Son yıllarda, İsraillilerin Gazze’den “göçü teşvik etme” ya da tamamen Gazze’yi boşaltma konusunda iştahlarının arttığı gözlemlenmektedir. Bu durum, Gazze gençliğinin daha iyi bir yaşam ve iş fırsatları arayışıyla göç etme arzusunu gösteren anketler, veriler ve istatistiklerin dikkatlice izlenmesiyle şekillenmiştir. Tercümesini yaptığımız bu makale, Filistin halkını çeşitli yöntemlerle yerinden etme takıntısına sahip bir İsrail ideolojisinin tipik bir örneğidir. Bilimsel doğruluk adına, bu takıntının sağ cenahta özellikle İsrail’in dini ve milli sağında daha belirgin olduğu söylenebilir, ortanın sağında, solunda ve kalan Siyonist solda daha az görülmektedir. İsrail toplumu genel olarak sağa kaymış ve siyasi akımları büyük ölçüde sağ dahilinde, en uç noktasına kadar birbirleriyle mücadele etmektedir. Bir dipnot olarak, Filistin halkını yerinden etme fikri, Siyonist düşüncede yeni bir kavram değildir. Siyonizmin özünde Filistin halkının yerinden edilmesi zorunluluğu yatar ve bu düşünce, dini Siyonizm akımında da köklüdür. Dini Siyonizmin siyasi gücünün 1970’lerden sonra arttığı bir dönemde, 1980 yılında Rabbi Meir Kahane, “Gözünüze Dikilen Diken” adlı[4] kitabını yazmış ve kitabında Filistin halkını, 1948 topraklarında yaşayanlar da dahil olmak üzere, yerinden etme gerekliliğini savunmuştur. Hatta bu kitabında, 1948 sınırları dahilinde bulunan bazı Filistin köylerine gönüllü toplu göç teklifinde bulunduğunu da belirtmiştir. Günümüzde, Kahane’nin ideolojik takipçileri, dini Siyonizm akımının önde gelen figürleri Betzalel Smotrich ve Itamar Ben Gvir, Kahane’nin düşüncelerini bir siyasi programa ve uygulamalı adımlara dönüştürmeye çalışmaktalar. Hatta bunların birçoğunu fiilen uygulamışlardır. Gazze’deki soykırım savaşından sonra “gönüllü transfer” fikrinin İsrail toplumunda yaygınlaşmasını sağlamışlardır.

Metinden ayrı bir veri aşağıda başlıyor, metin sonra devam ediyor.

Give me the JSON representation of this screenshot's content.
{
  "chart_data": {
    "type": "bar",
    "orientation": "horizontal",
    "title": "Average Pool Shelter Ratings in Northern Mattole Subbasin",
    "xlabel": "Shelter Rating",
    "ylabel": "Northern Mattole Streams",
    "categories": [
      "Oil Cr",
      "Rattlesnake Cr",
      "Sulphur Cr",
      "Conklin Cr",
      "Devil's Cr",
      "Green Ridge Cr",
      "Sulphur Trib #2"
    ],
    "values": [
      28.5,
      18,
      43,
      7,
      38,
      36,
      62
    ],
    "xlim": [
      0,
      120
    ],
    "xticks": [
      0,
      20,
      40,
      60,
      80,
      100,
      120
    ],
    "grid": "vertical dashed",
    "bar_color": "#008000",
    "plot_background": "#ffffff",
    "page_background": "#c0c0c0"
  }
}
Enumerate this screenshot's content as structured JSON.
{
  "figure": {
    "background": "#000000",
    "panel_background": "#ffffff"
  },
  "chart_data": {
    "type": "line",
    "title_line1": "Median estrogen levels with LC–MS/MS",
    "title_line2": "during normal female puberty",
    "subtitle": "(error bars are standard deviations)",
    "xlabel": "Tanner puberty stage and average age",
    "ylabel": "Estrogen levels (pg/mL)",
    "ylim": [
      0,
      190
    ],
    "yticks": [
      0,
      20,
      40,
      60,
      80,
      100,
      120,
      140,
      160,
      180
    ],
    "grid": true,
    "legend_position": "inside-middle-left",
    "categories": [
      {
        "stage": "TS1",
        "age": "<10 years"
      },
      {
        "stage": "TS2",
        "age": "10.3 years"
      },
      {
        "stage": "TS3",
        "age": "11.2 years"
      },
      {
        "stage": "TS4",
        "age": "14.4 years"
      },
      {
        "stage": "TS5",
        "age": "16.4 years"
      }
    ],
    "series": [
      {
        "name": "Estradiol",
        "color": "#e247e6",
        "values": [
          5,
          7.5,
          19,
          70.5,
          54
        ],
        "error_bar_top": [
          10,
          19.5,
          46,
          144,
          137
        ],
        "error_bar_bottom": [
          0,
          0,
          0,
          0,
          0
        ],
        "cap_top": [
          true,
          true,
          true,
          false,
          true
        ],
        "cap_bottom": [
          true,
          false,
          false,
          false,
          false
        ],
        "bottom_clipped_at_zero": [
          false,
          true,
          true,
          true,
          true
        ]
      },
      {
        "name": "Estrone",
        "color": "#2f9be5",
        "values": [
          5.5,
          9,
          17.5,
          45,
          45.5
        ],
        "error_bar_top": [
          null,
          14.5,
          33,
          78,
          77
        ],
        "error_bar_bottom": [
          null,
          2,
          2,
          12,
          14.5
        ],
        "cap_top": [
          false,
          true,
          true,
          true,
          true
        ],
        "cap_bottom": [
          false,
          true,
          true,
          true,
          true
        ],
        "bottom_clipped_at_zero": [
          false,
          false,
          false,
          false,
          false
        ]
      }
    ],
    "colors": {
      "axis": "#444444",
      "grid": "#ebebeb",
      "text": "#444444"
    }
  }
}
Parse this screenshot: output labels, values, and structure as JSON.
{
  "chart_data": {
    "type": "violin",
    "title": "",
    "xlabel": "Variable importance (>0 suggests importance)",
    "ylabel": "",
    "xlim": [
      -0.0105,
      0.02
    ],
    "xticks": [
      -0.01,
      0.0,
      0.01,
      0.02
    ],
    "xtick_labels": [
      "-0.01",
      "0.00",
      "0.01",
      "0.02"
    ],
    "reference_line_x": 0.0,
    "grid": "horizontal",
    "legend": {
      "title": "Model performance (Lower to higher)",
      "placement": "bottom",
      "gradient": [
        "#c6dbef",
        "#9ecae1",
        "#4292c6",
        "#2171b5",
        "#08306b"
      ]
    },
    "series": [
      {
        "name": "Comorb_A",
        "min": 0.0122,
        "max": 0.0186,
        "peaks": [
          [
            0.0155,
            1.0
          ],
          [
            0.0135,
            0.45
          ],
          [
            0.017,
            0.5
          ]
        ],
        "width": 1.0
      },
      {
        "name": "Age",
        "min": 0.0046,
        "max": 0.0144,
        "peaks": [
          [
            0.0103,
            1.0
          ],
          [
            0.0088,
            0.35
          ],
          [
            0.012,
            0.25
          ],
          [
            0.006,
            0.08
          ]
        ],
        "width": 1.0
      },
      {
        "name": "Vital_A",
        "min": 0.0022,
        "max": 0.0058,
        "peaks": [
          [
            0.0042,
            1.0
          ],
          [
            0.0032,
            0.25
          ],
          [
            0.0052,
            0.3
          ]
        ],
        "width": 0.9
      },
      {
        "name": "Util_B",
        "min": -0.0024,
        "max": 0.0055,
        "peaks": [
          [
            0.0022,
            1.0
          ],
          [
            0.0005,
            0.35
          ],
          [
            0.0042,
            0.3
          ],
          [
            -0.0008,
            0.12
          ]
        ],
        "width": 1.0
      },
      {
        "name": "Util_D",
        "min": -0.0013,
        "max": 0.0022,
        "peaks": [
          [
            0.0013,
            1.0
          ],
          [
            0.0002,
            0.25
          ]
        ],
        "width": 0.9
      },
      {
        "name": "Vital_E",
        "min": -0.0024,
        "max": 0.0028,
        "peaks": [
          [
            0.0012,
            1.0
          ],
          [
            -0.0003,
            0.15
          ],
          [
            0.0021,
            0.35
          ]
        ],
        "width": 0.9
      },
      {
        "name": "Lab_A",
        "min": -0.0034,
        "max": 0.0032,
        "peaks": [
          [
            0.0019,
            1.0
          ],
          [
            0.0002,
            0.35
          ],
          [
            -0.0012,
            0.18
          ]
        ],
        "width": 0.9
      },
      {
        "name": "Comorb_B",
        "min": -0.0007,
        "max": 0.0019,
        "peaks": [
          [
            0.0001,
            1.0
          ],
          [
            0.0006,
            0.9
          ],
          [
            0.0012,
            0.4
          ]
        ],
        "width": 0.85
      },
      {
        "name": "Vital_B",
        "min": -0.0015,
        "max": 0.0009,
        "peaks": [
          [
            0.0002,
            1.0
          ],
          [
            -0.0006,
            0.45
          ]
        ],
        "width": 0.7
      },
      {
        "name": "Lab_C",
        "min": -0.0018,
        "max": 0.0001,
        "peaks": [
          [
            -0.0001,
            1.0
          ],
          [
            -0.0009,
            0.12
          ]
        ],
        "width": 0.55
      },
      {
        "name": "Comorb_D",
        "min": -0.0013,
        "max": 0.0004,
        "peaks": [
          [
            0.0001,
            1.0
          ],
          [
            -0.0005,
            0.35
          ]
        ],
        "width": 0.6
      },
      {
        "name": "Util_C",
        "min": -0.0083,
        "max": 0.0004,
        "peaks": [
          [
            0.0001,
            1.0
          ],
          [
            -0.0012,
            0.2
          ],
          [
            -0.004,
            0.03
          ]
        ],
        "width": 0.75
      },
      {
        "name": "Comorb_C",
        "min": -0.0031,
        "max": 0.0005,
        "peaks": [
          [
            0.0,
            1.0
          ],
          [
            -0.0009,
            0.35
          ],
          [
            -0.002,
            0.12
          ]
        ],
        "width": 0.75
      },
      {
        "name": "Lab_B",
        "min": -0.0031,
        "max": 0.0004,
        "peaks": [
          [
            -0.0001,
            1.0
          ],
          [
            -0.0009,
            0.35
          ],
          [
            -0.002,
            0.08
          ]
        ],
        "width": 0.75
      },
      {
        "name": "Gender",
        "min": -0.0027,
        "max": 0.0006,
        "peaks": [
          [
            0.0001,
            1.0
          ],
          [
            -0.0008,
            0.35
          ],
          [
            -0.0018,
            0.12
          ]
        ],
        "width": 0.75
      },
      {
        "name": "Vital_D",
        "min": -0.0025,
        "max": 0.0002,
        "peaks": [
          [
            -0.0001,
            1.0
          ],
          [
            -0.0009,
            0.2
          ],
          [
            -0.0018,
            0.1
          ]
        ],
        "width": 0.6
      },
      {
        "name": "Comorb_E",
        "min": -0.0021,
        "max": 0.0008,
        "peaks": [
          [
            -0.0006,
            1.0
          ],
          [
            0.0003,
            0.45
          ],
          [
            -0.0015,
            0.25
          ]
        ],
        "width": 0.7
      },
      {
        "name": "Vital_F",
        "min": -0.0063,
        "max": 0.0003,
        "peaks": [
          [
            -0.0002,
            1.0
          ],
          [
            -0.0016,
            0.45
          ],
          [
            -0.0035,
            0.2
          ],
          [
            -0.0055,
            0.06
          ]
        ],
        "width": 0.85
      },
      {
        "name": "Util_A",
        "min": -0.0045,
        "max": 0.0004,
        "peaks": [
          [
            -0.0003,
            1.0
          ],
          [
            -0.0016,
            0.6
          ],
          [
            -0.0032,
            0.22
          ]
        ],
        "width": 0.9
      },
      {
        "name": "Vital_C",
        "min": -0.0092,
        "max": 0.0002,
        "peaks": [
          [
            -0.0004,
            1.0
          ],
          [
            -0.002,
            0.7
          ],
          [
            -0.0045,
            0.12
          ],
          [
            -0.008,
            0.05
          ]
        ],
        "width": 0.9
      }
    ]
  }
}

Filistin halkını yerinden etme fikri, dini Siyonizm düşüncesinde her zaman var olmuştur, 7 Ekimle başlattıkları soykırım savaşından önce de. 2019 yılında, o dönemde Knesset üyesi olan Smotrich, Gazze ile ilgili kendi planını şu şekilde açıklamıştır: “Gazze’yi yeniden işgal edeceğim, tüm silahlı grupların silahlarını alacak ve büyük bir göç için sınırlarını açacağım.” “Zafer Planı” olarak bilinen bu planının, Hashiloh dergisinin 6. sayısında, Eylül 2017’de “Zafer Planı: Sağda Barışın Anahtarı” başlığıyla yayımlanması bir tesadüften ibaret değildir.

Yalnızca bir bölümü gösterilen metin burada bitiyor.